邵凝儿听得一愣,嘴角跟着抽了抽,冲她比了个大拇指:“你二哥是这个。”

原烨然将杯中香槟一口饮尽,顺手将杯子交给一旁的侍应生,挽着邵凝儿就往A区坐席走过去:“他这人就这样,不想做的事谁也逼不了他,一把年纪还跟teenager一样难搞,我二伯母都快操心死了。”

邵凝儿笑笑:“你二哥年纪也不大吧?”

“二十八了,还没见他身边有过女人。”

她忽然凑近邵凝儿:“欸,你说我二哥不会是有什么爱而不得的白月光吧?不然他怎么走到哪儿都要让人给他弹一曲《关山月》?”

邵凝儿不得而知,也不敢妄加揣测,毕竟这位爷不好惹,要是说错了话正好被他听见,他可不管你是男是女是老是少,都得受他一句。

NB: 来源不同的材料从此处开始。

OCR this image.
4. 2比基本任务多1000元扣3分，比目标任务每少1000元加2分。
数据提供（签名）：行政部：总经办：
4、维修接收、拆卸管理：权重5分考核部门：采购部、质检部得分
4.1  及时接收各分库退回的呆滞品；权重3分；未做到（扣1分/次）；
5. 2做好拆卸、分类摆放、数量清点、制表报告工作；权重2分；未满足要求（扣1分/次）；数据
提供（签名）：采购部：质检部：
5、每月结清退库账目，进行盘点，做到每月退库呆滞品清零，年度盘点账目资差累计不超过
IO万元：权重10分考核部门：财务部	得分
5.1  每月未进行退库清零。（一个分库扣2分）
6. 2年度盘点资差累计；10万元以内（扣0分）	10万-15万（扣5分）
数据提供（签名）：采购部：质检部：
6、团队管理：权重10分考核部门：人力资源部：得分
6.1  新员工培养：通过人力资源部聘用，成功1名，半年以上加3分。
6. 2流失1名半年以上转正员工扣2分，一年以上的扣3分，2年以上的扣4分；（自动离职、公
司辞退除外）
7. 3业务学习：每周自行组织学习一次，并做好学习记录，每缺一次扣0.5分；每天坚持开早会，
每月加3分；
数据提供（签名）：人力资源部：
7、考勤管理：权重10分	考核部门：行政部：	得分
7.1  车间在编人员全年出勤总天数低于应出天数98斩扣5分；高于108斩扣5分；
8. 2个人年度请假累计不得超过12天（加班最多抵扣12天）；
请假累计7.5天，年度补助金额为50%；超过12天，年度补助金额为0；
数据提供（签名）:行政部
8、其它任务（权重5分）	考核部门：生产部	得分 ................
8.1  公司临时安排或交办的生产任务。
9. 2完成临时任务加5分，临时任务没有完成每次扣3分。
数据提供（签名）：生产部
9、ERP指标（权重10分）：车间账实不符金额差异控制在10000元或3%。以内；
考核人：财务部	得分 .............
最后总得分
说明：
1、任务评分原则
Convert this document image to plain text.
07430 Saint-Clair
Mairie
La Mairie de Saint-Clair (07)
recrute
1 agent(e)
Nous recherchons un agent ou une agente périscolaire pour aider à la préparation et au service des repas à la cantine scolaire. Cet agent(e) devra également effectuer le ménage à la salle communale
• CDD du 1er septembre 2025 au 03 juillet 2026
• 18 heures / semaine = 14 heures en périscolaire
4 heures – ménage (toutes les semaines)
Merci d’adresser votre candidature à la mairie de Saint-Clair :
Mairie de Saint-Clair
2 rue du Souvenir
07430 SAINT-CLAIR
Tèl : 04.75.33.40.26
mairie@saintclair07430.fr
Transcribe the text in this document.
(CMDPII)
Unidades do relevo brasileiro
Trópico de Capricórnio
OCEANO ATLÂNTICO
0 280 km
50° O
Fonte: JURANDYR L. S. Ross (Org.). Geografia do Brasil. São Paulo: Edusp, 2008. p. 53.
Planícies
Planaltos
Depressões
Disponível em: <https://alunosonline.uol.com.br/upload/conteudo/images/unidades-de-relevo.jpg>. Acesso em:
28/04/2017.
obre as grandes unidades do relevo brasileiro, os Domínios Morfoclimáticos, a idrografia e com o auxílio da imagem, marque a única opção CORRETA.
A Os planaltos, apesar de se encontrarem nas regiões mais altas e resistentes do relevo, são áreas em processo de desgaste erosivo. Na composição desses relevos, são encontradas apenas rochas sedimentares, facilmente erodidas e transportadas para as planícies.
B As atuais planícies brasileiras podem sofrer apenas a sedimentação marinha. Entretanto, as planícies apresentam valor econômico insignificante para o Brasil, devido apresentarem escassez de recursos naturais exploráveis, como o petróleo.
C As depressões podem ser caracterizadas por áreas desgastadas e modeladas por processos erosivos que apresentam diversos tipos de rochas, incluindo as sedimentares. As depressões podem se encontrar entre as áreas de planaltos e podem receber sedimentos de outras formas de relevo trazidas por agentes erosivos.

原烨然拉着邵凝儿坐在了第一排,离得近了,两人才瞧清今夜这琴师的长相。

桌上的素绢小灯发散着柔和的暖光,晚风斜斜吹起顾意浓垂顺的发,那些轻盈的、调皮的发丝轻轻贴上她面颊,应该是有点痒的,她却全然沉浸曲中,丝毫未受打扰。敛眸抚琴时,肩背平直,指尖起舞,素白的裙随风轻扬,她像画中的仕女,美得纯净,雅得极致,叫人赏心悦目。

一曲毕,顾意浓抬眸,正对上原烨然打量的眼光,出于礼貌,她微笑颔首,意外收获响亮的掌声。

原烨然跟着原弈迟听了不知道多少遍《关山月》,但没有哪一次是像今夜这般令她印象深刻,也许有琴师的美貌加成,也许有星辰月夜的氛围渲染,总之,此时此刻,堪称完美。

正欲起身上前搭话,却听身后传来接近的脚步声,原烨然回头,那步态优雅款款而来的男人,不是她那空有长相实则难搞的二哥又是谁?

她匆匆起身跑上前,紧紧挽住原弈迟胳膊,鸟雀似的依在他身边叽叽喳喳喊他:“哥哥哥哥哥,怎么样怎么样?”

原弈迟眉心一颤,十分嫌弃地往回抽手臂,一开口就是他那不耐烦的慵懒调子:“咯咯咯,你下蛋呢?什么怎么样?”

原烨然一把甩开他,暗骂了一句死混蛋,脸上却还笑得娇俏。

她朝舞台扬了扬下巴,几分傲娇地问:“曲子呀,好听吗?”

话说到这里,原弈迟才将视线抬了抬。

柔柔晚风中,端坐在琴桌前的姑娘静若凝固,桌上的素绢小灯只照亮她半张脸,她的眉眼鼻唇都浸在这倾斜飘摇的暖光之中,那些线条被侵蚀、被弯曲、被加深,却是那样的浓淡相宜,袅娜若云中顾娥。

人嘛,美则美矣,了无生气,连眼都舍不得抬一下。

至于曲子

“凑合。”

原烨然白了他一眼,怪不得单身这么多年。